A Christian Worldview Reflected Through the Centuries.




            Like a flower, which draws its existence and life sustaining energy from the nutritious soil in which it is planted, I believe that any value, principle or ideal has its root in, and draws life from, a particular worldview. I mean to say that the soil of a worldview is what holds and sustains any value that a person may posses. Worldviews ought to be exposed and tested, we should evaluate the presuppositions that produce and sustain our values. What follows is a reflection on a worldview, a particular set of core truths that, as I understand them, produce the many principles that flow through history.
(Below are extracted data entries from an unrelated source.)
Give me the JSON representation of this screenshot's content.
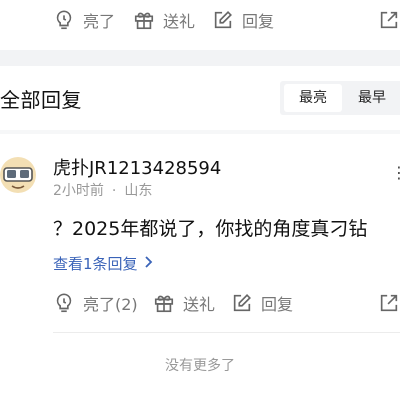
{
  "top_actions": {
    "like_label": "亮了",
    "gift_label": "送礼",
    "reply_label": "回复"
  },
  "section": {
    "title": "全部回复",
    "sort_options": [
      "最亮",
      "最早"
    ],
    "active_sort": "最亮"
  },
  "comment": {
    "username": "虎扑JR1213428594",
    "time": "2小时前",
    "separator": "·",
    "location": "山东",
    "text": "？2025年都说了，你找的角度真刁钻",
    "view_replies": "查看1条回复",
    "actions": {
      "like_label": "亮了(2)",
      "gift_label": "送礼",
      "reply_label": "回复"
    }
  },
  "footer": {
    "no_more": "没有更多了"
  },
  "icons": {
    "like": "lightbulb-icon",
    "gift": "gift-icon",
    "reply": "edit-icon",
    "share": "share-icon",
    "chevron": "chevron-right-icon"
  },
  "colors": {
    "link_blue": "#3a63b8",
    "muted": "#999999",
    "band": "#f2f3f5"
  }
}
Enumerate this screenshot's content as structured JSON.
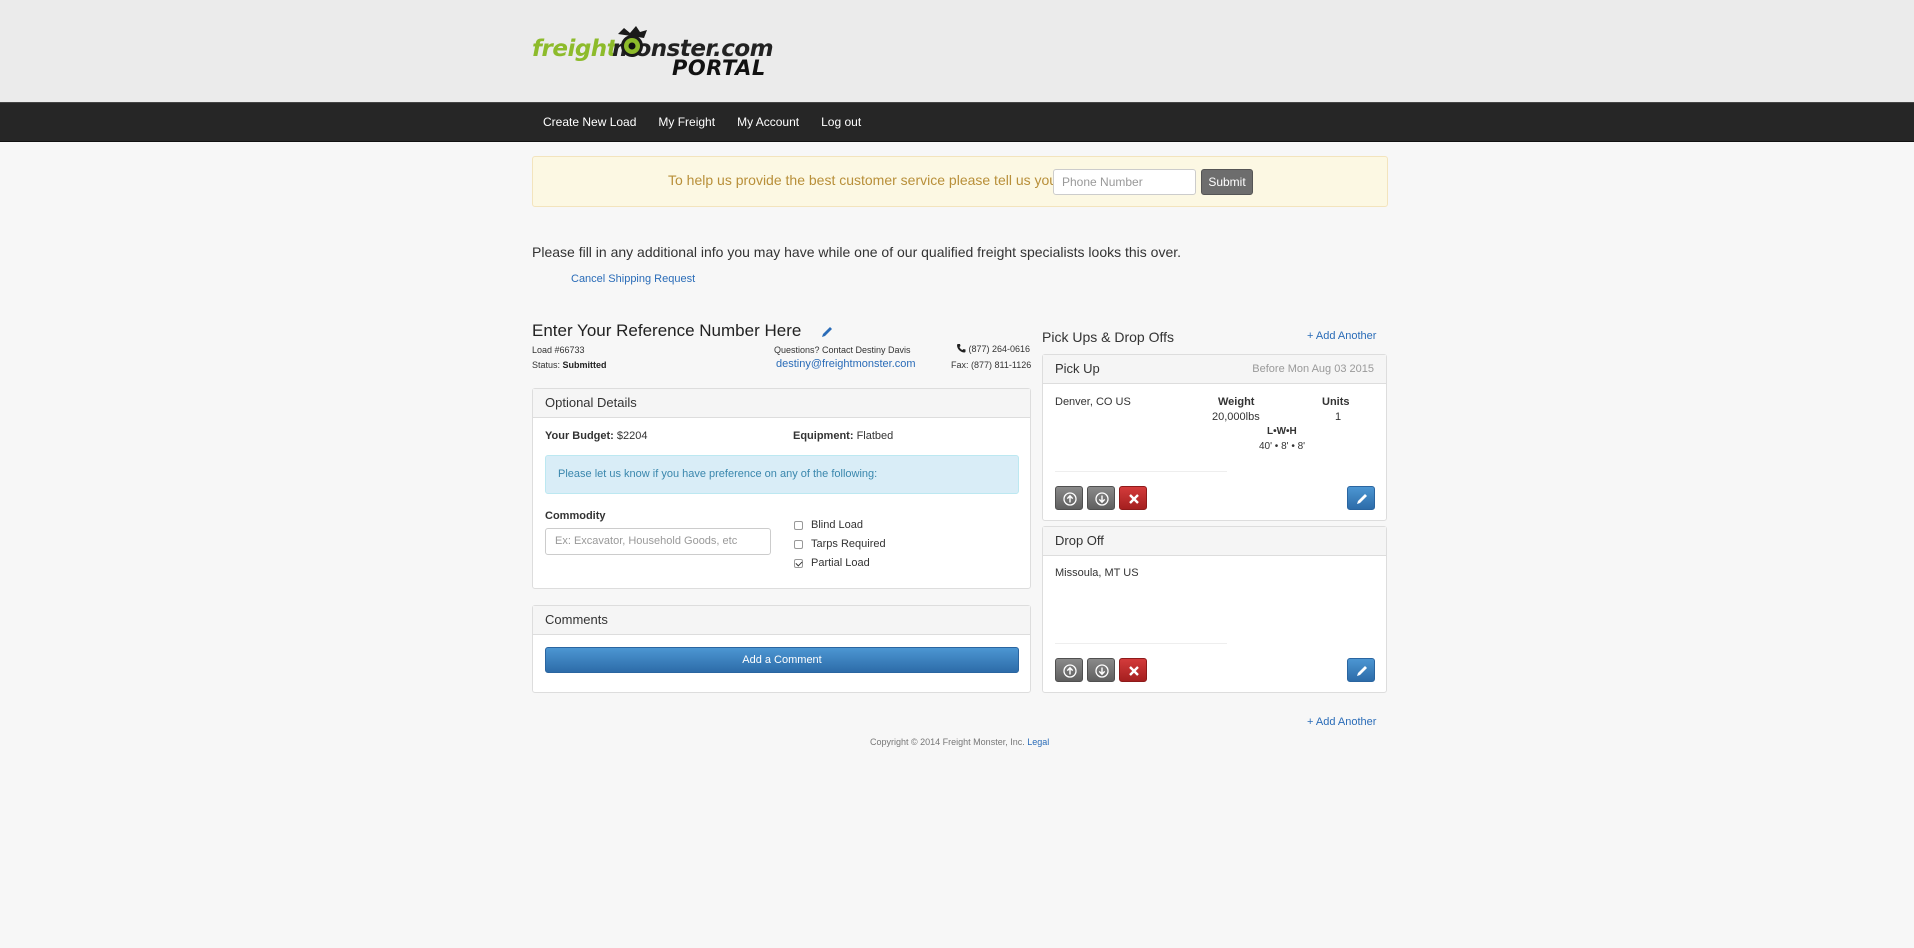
{
  "logo": {
    "word1": "freight",
    "word2": "monster.com",
    "sub": "PORTAL"
  },
  "nav": {
    "items": [
      "Create New Load",
      "My Freight",
      "My Account",
      "Log out"
    ]
  },
  "banner": {
    "text": "To help us provide the best customer service please tell us your",
    "phone_placeholder": "Phone Number",
    "submit": "Submit"
  },
  "intro": "Please fill in any additional info you may have while one of our qualified freight specialists looks this over.",
  "cancel": "Cancel Shipping Request",
  "reference": {
    "title": "Enter Your Reference Number Here",
    "load": "Load #66733",
    "status_label": "Status:",
    "status_value": "Submitted",
    "contact": "Questions? Contact Destiny Davis",
    "email": "destiny@freightmonster.com",
    "phone": "(877) 264-0616",
    "fax": "Fax: (877) 811-1126"
  },
  "optional": {
    "heading": "Optional Details",
    "budget_label": "Your Budget:",
    "budget_value": "$2204",
    "equipment_label": "Equipment:",
    "equipment_value": "Flatbed",
    "info": "Please let us know if you have preference on any of the following:",
    "commodity_label": "Commodity",
    "commodity_placeholder": "Ex: Excavator, Household Goods, etc",
    "options": [
      {
        "label": "Blind Load",
        "checked": false
      },
      {
        "label": "Tarps Required",
        "checked": false
      },
      {
        "label": "Partial Load",
        "checked": true
      }
    ]
  },
  "comments": {
    "heading": "Comments",
    "button": "Add a Comment"
  },
  "stops": {
    "heading": "Pick Ups & Drop Offs",
    "add_another": "+ Add Another",
    "pickup": {
      "title": "Pick Up",
      "date": "Before Mon Aug 03 2015",
      "location": "Denver, CO US",
      "weight_label": "Weight",
      "weight_value": "20,000lbs",
      "units_label": "Units",
      "units_value": "1",
      "lwh_label": "L•W•H",
      "lwh_value": "40' • 8' • 8'"
    },
    "dropoff": {
      "title": "Drop Off",
      "location": "Missoula, MT US"
    }
  },
  "footer": {
    "copyright": "Copyright © 2014 Freight Monster, Inc.",
    "legal": "Legal"
  },
  "colors": {
    "nav_bg": "#262626",
    "link": "#2a6cb8",
    "banner_bg": "#fcf8e3",
    "brand_green": "#8dbb2b"
  }
}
I don’t mean to eisegetically impose my worldview on to or into the examined texts, but to speculate on the ribbon that I believe runs through history and which, even in the midst of varying and sometimes exclusive worldviews, holds and nourishes what principles I consider to be valuable. I am someone who believes in the necessary and objective existence of an infinite, singular, personal and creating God and who furthermore believes that humanity is made in the image of that God and has received the words of God that they may know how to live obediently to the laws of God; laws which are his by right of his sovereign kingship. This has massive implications on what is valuable and virtuous, and how those values and virtues are mediated. I value deeply such principles and ideals as honor, propriety, piety, honesty, love, infinity and creativity, particularly because I believe they are aspects of God’s attributes, that are necessarily pleasing to him and are given to us as part of the imago dei.